Seven strangers find themselves kidnapped and transported to a remote island by a wealthy madman. There they must face a different species of shark each day for seven days.
Shark Week is another The Asylum production, directed by Christopher Ray. It stars Patrick Bergin (from Sleeping With the Enemy and a tonne of B-movies) as Tiburon, the mad billionaire, and Yancy Butler (from Kick-Ass 2) as his wife Elena, who is strangely on board with the kidnapping and elaborate reality TV style murder plan.
I wasn't expecting realism, but there was some impressively bad CGI in this one, including the moment when instead of the actor jumping into the water they are seemingly picked up by an unseen hand and levitated into it. You also get sharks growling like dogs, which is so common in these dodgy shark movies that I now have to remind myself that it isn't something sharks really do.
You might think that the characters could avoid the sharks simply by staying out of the water, but Tiburon is able to cause chasms to open up on the island, dropping his victims into shark-infested sea caves. I actually really liked how bonkers the plot was. It's got layers, like a nonsense parfait.
I highly recommend Shark Week for inclusion in a B-movie marathon or unwinding after a long day.
3. Ouija Shark (2020
A teenage girl finds a ouija board on a beach by a lake.

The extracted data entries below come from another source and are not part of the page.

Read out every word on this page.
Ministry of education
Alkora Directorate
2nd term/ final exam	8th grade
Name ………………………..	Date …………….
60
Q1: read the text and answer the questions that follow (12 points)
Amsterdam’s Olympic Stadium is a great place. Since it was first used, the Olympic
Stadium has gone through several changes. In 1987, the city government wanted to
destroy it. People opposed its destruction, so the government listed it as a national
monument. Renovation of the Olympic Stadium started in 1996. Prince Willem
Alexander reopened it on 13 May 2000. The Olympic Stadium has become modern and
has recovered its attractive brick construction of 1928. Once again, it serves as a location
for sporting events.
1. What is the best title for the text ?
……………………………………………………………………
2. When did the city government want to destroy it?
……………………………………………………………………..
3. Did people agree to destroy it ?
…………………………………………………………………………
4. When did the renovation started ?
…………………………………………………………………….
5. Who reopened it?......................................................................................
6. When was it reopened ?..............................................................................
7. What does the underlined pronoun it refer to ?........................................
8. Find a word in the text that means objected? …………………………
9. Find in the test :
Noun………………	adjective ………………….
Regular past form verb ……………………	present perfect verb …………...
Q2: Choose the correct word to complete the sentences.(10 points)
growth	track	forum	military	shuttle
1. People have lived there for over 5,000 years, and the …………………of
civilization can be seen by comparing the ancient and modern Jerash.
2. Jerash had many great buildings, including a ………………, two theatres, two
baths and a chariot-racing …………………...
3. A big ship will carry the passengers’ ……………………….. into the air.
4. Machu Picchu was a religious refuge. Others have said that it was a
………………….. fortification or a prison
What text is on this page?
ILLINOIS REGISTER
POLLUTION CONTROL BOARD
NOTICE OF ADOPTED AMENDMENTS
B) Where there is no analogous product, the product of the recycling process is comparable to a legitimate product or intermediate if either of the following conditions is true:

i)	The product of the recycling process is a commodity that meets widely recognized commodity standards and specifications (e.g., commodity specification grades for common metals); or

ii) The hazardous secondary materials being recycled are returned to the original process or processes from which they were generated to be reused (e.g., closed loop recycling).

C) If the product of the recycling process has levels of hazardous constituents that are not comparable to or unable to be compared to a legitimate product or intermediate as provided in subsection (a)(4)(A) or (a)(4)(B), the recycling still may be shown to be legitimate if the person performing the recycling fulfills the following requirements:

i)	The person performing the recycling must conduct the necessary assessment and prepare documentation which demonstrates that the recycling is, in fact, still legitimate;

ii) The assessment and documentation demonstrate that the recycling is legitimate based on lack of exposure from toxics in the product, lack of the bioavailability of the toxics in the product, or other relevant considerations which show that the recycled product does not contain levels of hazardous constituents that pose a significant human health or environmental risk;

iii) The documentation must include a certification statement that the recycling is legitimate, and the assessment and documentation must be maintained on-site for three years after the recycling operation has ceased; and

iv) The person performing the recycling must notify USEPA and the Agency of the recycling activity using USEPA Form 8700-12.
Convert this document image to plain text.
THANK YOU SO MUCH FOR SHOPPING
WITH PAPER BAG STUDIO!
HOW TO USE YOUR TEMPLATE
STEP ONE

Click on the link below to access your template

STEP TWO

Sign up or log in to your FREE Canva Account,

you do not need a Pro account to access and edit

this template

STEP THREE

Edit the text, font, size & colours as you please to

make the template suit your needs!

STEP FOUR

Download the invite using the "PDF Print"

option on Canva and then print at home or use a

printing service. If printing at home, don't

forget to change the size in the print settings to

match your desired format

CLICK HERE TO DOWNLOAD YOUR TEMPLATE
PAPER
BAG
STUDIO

When she and her friends use it for fun they accidentally summon a ghostly shark which then picks them off one by one.
Ouija Shark was directed by Brett Kelly (director of Jurassic Shark). The effects in this one make Two Headed Shark Attack look like Terminator 2, but it has a certain low-budget charm. It's another one full of young women in bikinis, but they are mostly just hanging out together at a girls-only slumber party, so it doesn't come across as quite as tacky. They also look like real, ordinary people rather than super skinny models, so I suspect that the filmmakers roped in all their friends from film school to be in it.
One point to note about this one is that at no point are the characters anywhere near the ocean. There is a lake and a swimming pool, but apparently, the ghost shark doesn't even need a small body of water because it can just float around over land.
If you watch this one, you can look forward to lots of Sam Raimi-style camera work and the hilarious use of a "mystic shield", and ponder the mystery of what happened to Car Wash Girl when she goes missing for a third of the movie.
4. Ghost Shark (2013)
Ghost Shark by the Syfy channel. Fair use.
After a shark is brutally killed by a fisherman for eating his prize catch, it is resurrected in a magical underwater cave and returns to seek revenge on the fisherman and all other humans.
Ghost Shark, directed by Griff Furst, was made for the SyFy television network. It stars MacKenzie Rosman (from 7th Heaven) as Ava, a teenager who teams up with her friends to try and get rid of the undead shark.
While it has a similar premise to Ouija Shark, it clearly had a bigger budget (although so did my last camping holiday), and the effects are a little better. Don't get me wrong, it's still bad, but hilariously so. I especially enjoyed the car wash scene. Also, it is my head cannon that this is a prequel to Shark Week, and that Finch, the drunken shark-obsessed guy grieving his dead wife, later reinvents himself as Tiburon.
Swim (2021)
Movie poster. Fair use.
A family's holiday turns into a nightmare when they are trapped in their flooded seaside rental home with an angry shark.
Swim is a Tubi original directed by Jared Cohn. It stars Jennifer Field (from General Hospital and Station 19) as Lacey, the mother trying to keep her family safe. Joey Lawrence (from Blossom and Melissa and Joey) plays the dad of the family, who spends the majority of the movie driving, far away from the action.
This one had the bones of a good movie, if it had been given a bit of rewriting and better effects. I'll give it some points for originality because the premise is at least different from most of the shark movies I've seen. Also, they do foreshadowing properly and have at least one character you can care about a bit. Unfortunately, the dialogue is mostly dull and the second half drags on a bit too long.
I hope you enjoy watching some terrible shark movies as much as I did. If so you are in luck because there are plenty more where these came from.